Ce ressortissant ukrainien, qui réside en France depuis 2021, est accusé d'avoir participé à des actes de torture dans la prison d'Izoliatsia entre 2016 et 2019, alors sous la coupe de séparatistes prorusses soutenus par Moscou. Le Parquet national antiterroriste (Pnat) a annoncé son arrestation, qui survient dans un contexte de lutte contre les crimes de guerre.
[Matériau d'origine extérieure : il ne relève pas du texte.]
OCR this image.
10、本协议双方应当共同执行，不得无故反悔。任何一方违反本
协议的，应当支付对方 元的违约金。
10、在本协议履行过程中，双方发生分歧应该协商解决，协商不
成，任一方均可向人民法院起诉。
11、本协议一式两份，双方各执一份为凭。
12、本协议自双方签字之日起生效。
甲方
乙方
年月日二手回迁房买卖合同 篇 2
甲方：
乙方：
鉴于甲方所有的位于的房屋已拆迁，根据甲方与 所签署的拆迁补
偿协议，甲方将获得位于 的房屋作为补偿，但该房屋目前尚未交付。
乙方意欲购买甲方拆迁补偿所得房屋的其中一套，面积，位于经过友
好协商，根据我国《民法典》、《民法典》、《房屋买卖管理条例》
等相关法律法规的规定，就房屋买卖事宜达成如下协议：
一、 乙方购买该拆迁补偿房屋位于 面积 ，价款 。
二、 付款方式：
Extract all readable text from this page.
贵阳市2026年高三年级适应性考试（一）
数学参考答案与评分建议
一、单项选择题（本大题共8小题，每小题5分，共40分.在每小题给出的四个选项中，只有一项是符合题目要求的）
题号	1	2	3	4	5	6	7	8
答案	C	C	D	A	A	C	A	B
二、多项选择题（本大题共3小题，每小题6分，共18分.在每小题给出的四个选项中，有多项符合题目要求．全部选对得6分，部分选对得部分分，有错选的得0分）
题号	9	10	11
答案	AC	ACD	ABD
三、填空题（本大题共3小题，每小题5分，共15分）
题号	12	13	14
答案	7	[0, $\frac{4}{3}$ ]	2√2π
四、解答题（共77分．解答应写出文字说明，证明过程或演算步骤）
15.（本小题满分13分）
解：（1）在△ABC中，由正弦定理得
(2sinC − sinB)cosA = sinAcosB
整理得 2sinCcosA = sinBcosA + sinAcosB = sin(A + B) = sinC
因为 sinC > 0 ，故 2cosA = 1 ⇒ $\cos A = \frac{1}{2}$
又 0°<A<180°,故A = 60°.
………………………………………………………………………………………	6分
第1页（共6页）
Izoliatsia, décrit par l'ONG Amnesty International comme un « centre d'art contemporain transformé en prison » pour les citoyens supposés soutenir le gouvernement ukrainien, est devenu synonyme de répression et de violence. Selon les accusations, cet homme aurait non seulement perpétré des actes de torture, mais aussi participé et facilité des violences de nature sexuelle au sein de cet établissement.
Les témoignages de soldats ukrainiens, révélés dans un reportage de Franceinfo, décrivent les atrocités vécues dans ces prisons, où les détenus subissaient sévices physiques et psychologiques. Des experts en droits humains soulignent l'importance d'enquêter et de poursuivre toute personne impliquée dans de tels crimes.
Cette arrestation illustre la volonté de la France de s'engager fermement contre l'impunité des crimes contre l'humanité, en soutenant des enquêtes exhaustives sur les atrocités commises durant le conflit en Ukraine.